MangoBoost Achieves Records in MLPerf Inference v5.0 with AMD MI300X GPUs

MangoBoost, a provider of system solutions for Artificial Intelligence (AI) efficiency, has achieved record results in MLPerf Inference v5.0 with its Mango LLMBoost™ software on AMD MI300X GPUs. This achievement marks the first-ever multi-node MLPerf inference result on these GPUs, demonstrating a significant performance advantage over prior results, including those using NVIDIA H100 GPUs.

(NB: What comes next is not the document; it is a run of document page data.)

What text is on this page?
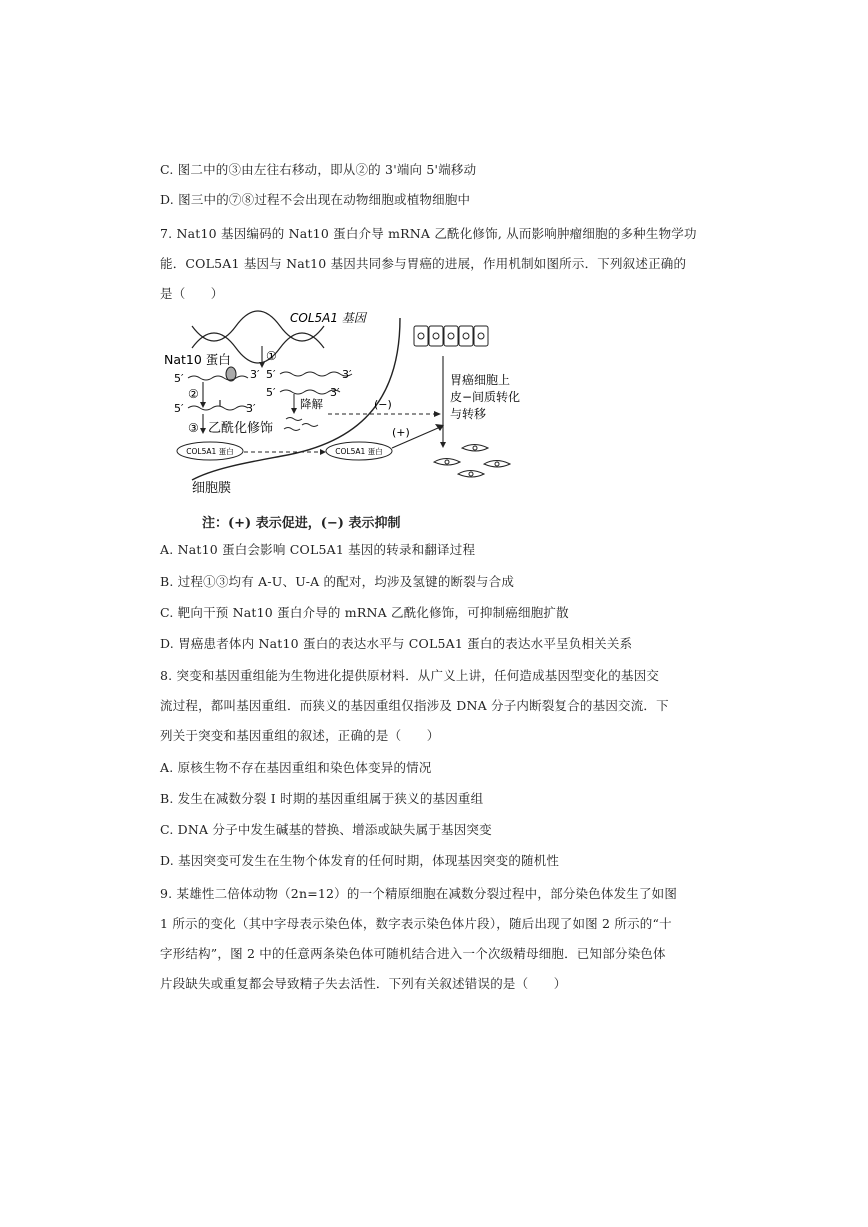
C. 图二中的③由左往右移动，即从②的 3'端向 5'端移动
D. 图三中的⑦⑧过程不会出现在动物细胞或植物细胞中
7. Nat10 基因编码的 Nat10 蛋白介导 mRNA 乙酰化修饰, 从而影响肿瘤细胞的多种生物学功
能．COL5A1 基因与 Nat10 基因共同参与胃癌的进展，作用机制如图所示．下列叙述正确的
是（　　）
COL5A1 基因
细胞膜
①
Nat10 蛋白
5′	3′ 5′	3′
②	5′	3′
降解
5′	3′
③ 乙酰化修饰
COL5A1 蛋白	COL5A1 蛋白
(−)
(+)
胃癌细胞上
皮−间质转化
与转移
注：(+) 表示促进，(−) 表示抑制
A. Nat10 蛋白会影响 COL5A1 基因的转录和翻译过程
B. 过程①③均有 A-U、U-A 的配对，均涉及氢键的断裂与合成
C. 靶向干预 Nat10 蛋白介导的 mRNA 乙酰化修饰，可抑制癌细胞扩散
D. 胃癌患者体内 Nat10 蛋白的表达水平与 COL5A1 蛋白的表达水平呈负相关关系
8. 突变和基因重组能为生物进化提供原材料．从广义上讲，任何造成基因型变化的基因交
流过程，都叫基因重组．而狭义的基因重组仅指涉及 DNA 分子内断裂复合的基因交流．下
列关于突变和基因重组的叙述，正确的是（　　）
A. 原核生物不存在基因重组和染色体变异的情况
B. 发生在减数分裂 I 时期的基因重组属于狭义的基因重组
C. DNA 分子中发生碱基的替换、增添或缺失属于基因突变
D. 基因突变可发生在生物个体发育的任何时期，体现基因突变的随机性
9. 某雄性二倍体动物（2n=12）的一个精原细胞在减数分裂过程中，部分染色体发生了如图
1 所示的变化（其中字母表示染色体，数字表示染色体片段），随后出现了如图 2 所示的“十
字形结构”，图 2 中的任意两条染色体可随机结合进入一个次级精母细胞．已知部分染色体
片段缺失或重复都会导致精子失去活性．下列有关叙述错误的是（　　）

By utilizing 32 MI300X GPUs across four server nodes, Mango LLMBoost™ secured the highest inference performance yet, achieving 103,182 tokens per second (TPS) in offline testing and 93,039 TPS in server scenarios, surpassing the previous best of 82,749 TPS on NVIDIA hardware. The software also offers substantial cost advantages, with MI300X GPUs being more affordable than their NVIDIA counterparts, resulting in potential cost savings of up to 62%.

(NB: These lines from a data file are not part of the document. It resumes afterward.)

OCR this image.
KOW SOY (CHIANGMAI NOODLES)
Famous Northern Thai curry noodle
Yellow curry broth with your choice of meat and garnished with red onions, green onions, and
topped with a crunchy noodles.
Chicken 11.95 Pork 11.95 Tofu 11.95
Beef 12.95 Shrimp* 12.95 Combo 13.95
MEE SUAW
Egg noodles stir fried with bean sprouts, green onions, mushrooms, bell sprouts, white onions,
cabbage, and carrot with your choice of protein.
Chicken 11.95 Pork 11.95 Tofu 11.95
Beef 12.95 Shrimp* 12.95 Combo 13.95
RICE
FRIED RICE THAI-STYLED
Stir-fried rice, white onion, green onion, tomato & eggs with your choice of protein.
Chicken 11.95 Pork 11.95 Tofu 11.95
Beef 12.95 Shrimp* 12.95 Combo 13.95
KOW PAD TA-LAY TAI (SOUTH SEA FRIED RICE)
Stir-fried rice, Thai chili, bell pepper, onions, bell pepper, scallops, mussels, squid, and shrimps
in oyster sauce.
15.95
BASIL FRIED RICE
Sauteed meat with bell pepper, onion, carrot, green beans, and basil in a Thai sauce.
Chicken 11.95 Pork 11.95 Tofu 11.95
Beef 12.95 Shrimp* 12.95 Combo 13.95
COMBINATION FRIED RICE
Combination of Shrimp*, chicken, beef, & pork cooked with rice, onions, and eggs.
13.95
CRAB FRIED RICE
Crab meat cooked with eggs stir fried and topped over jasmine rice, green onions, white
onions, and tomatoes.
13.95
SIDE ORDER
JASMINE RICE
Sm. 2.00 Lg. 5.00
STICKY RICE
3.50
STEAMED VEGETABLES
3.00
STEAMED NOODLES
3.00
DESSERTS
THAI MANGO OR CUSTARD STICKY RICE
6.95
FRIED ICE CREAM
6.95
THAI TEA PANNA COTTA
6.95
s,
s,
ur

Mango LLMBoost™ not only offers high performance but also supports over 50 open models and is designed for seamless scalability. The software is compatible with cloud environments and can be deployed on-premises (on-prem), making it suitable for various enterprise needs. Key features include efficient model distribution and runtime optimization.

This milestone was achieved through a collaboration with AMD, leveraging the ROCm software stack, which enhances the scalability and efficiency of the AI inference solution. Beyond the MLPerf results, Mango LLMBoost™ has shown superior cost-efficiency and performance across cloud configurations, further establishing its role in the AI infrastructure sector.